Forty minutes later, at 8:20pm, we were brought our desserts. I don't know if Vanilla Black normally operate at a rate of one dish an hour, but I'm afraid that's not quite fast enough for a couple of people who are hoping to get dinner finished before the last tube home. While the main courses had been disappointing, however, the desserts were truly revolting. My friend's "cheesecake" was nothing of the sort, and whilst I imagine there is a germ of a good idea in "banana and thyme bread", the reality of bitter chunks of thyme studded in sweet banana cake was just all kinds of hideous.

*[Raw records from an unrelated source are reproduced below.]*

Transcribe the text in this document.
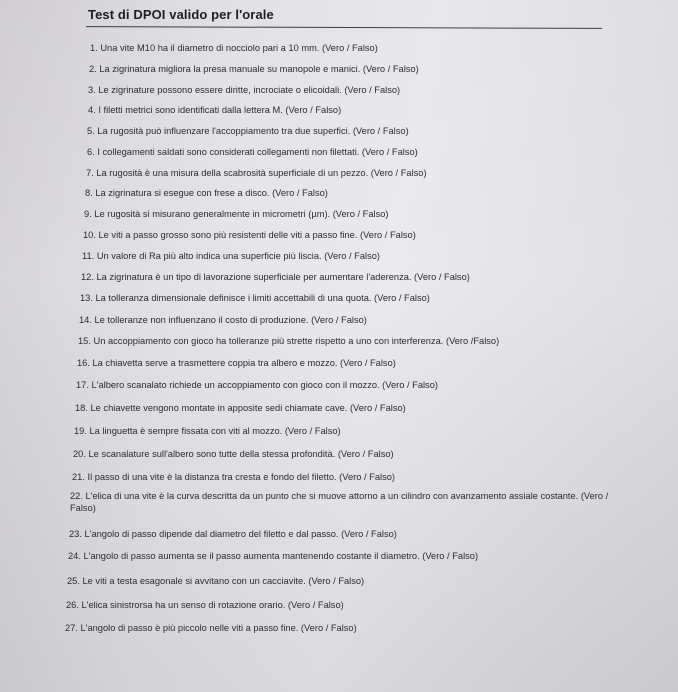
Test di DPOI valido per l'orale
1. Una vite M10 ha il diametro di nocciolo pari a 10 mm. (Vero / Falso)
2. La zigrinatura migliora la presa manuale su manopole e manici. (Vero / Falso)
3. Le zigrinature possono essere diritte, incrociate o elicoidali. (Vero / Falso)
4. I filetti metrici sono identificati dalla lettera M. (Vero / Falso)
5. La rugosità può influenzare l'accoppiamento tra due superfici. (Vero / Falso)
6. I collegamenti saldati sono considerati collegamenti non filettati. (Vero / Falso)
7. La rugosità è una misura della scabrosità superficiale di un pezzo. (Vero / Falso)
8. La zigrinatura si esegue con frese a disco. (Vero / Falso)
9. Le rugosità si misurano generalmente in micrometri (µm). (Vero / Falso)
10. Le viti a passo grosso sono più resistenti delle viti a passo fine. (Vero / Falso)
11. Un valore di Ra più alto indica una superficie più liscia. (Vero / Falso)
12. La zigrinatura è un tipo di lavorazione superficiale per aumentare l'aderenza. (Vero / Falso)
13. La tolleranza dimensionale definisce i limiti accettabili di una quota. (Vero / Falso)
14. Le tolleranze non influenzano il costo di produzione. (Vero / Falso)
15. Un accoppiamento con gioco ha tolleranze più strette rispetto a uno con interferenza. (Vero /Falso)
16. La chiavetta serve a trasmettere coppia tra albero e mozzo. (Vero / Falso)
17. L'albero scanalato richiede un accoppiamento con gioco con il mozzo. (Vero / Falso)
18. Le chiavette vengono montate in apposite sedi chiamate cave. (Vero / Falso)
19. La linguetta è sempre fissata con viti al mozzo. (Vero / Falso)
20. Le scanalature sull'albero sono tutte della stessa profondità. (Vero / Falso)
21. Il passo di una vite è la distanza tra cresta e fondo del filetto. (Vero / Falso)
22. L'elica di una vite è la curva descritta da un punto che si muove attorno a un cilindro con avanzamento assiale costante. (Vero / Falso)
23. L'angolo di passo dipende dal diametro del filetto e dal passo. (Vero / Falso)
24. L'angolo di passo aumenta se il passo aumenta mantenendo costante il diametro. (Vero / Falso)
25. Le viti a testa esagonale si avvitano con un cacciavite. (Vero / Falso)
26. L'elica sinistrorsa ha un senso di rotazione orario. (Vero / Falso)
27. L'angolo di passo è più piccolo nelle viti a passo fine. (Vero / Falso)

But nothing could prepare us for my own choice, "Iced Malt and Burnt Orange Marshmallow Muscovado Sugar Meringue and Parsnip Purée". I don't know how I missed the parsnip when ordering it - I suppose I liked the sound of 'burnt orange marshmallow' and stopped reading after that - and there is an argument that I only have myself to blame for ordering a dessert with parsnips in it and then moaning about being given a dessert with parsnips in it. But for the love of God, Vanilla Black, why!? Did anyone even try this dish before putting it on the menu? Did anyone even consider that putting parsnip mash next to marshmallows on a plate and charging people for it was even a teeny bit of an odd idea? There is just no reason, no explanation, no excuse for this bloody awful plate of food - without the parsnip it would have been a sickly, one-dimensional arrangement of various forms of sugar, but with that dollop of root vegetable purée it became a colossal, horrible mistake.
So I hope you see what I'm getting at. Nothing about Vanilla Black is worth bothering with; not the elusive, cold service (there was even quite a wait involved in paying up at the end and getting the hell out of there), not the stupidly high prices, and certainly not the random-chucking-together-of-wildly-incompatible-foodstuffs-on-a-plate they called the food. But the crucial thing to remember is that none of these issues are anything to do with the fact that they don't serve meat. I know I can be a bit of a steak and burger obsessive but I am just as much of a fan of Tayyabs' tinda masala or Silk Road's hand torn cabbage or Chilli Cool's smacked cucumber, all great dishes not because they do or don't contain meat but because they are just great. The vegetarian gimmick at Vanilla Black is just a distraction from the real problem, that they serve bad food, and take way too long to do so. I only wish it hadn't cost me £45 a head to find that out.